According to the CEO, Strider counts six of the 10 largest agricultural operations in Brazil as customers along with around 700 other farms.
“I think it would take a long time to replicate what we have here,” he said.
The company currently has four products, with more still in development stages: Strider Protect, which helps growers make decisions around pesticide applications; Strider Base, which tracks operations throughout the year; Strider Space, which uses satellite imagery to identify problem areas and track historical performance; and Strider Tracker, a network of sensors and radio antennae to track machinery and implements in real time.
Strider’s capabilities and market penetration have already pitted Strider against Monsanto’s Climate Corporation, which has been expanding in Latin American over the last year. “In Brazil, if you travel to big ag cities, we are fighting with Climate head to head.

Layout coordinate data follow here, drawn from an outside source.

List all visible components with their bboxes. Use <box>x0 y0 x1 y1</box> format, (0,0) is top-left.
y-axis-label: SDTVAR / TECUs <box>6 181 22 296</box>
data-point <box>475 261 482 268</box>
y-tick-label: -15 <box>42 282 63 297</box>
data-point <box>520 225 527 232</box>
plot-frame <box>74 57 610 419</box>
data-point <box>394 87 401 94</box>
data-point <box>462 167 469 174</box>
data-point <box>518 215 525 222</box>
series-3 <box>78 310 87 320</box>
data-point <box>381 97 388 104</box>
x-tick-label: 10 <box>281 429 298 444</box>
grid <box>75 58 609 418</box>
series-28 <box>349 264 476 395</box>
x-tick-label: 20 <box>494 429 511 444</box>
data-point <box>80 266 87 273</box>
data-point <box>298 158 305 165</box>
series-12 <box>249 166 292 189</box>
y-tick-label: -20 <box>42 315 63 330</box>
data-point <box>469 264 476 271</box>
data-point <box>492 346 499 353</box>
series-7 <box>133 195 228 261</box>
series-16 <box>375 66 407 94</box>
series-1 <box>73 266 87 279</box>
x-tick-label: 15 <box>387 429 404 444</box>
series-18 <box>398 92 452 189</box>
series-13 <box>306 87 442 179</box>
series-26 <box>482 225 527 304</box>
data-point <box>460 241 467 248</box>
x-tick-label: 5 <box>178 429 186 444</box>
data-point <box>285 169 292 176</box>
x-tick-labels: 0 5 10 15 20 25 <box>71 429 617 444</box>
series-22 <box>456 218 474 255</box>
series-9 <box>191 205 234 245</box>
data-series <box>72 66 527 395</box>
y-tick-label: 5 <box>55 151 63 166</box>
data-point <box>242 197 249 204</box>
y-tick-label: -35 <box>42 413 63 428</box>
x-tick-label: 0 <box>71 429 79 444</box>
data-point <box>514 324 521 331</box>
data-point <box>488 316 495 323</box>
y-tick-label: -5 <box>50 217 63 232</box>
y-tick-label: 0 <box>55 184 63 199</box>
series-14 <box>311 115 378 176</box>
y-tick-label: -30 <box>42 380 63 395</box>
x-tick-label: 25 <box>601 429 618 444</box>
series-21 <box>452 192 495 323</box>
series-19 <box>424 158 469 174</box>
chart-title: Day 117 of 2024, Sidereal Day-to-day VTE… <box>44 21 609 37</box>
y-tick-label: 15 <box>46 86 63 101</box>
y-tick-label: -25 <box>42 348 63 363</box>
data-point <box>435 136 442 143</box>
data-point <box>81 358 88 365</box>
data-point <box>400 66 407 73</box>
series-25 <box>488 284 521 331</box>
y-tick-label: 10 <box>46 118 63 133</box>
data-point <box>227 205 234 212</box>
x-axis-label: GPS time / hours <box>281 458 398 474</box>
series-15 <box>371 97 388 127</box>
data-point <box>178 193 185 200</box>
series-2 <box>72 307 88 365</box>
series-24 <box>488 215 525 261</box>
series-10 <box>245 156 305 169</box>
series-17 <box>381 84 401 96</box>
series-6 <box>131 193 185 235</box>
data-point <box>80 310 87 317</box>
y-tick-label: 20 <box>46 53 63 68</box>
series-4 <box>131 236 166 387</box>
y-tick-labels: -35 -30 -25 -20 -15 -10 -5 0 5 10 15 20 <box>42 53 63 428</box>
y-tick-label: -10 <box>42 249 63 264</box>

Even before this acquisition climate is already our biggest completion,” Tangari Pereira told AgFunderNews.
That competition is likely to heat up with this acquisition, but Syngenta and Monsanto aren’t likely to have a two-man contest for long according to Francisco Jardim, managing director of SP Ventures, the most active farm tech investor in South America.
“This is the first digital ag acquisition in Brazil by ‘big ag.’ It follows the first major Series A VC rounds by foreign investors in the region (Agrofy and Solinftec). With three to four years of delay, Latin America is clearly entering the global ranks of the agtech ecosystem,” Jardim told AgFunderNews. He continued, “If FMC, DowDuPont, BASF and the rest of the market don´t react with other investments and acquisitions, they will soon be far behind Syngenta and Monsanto.”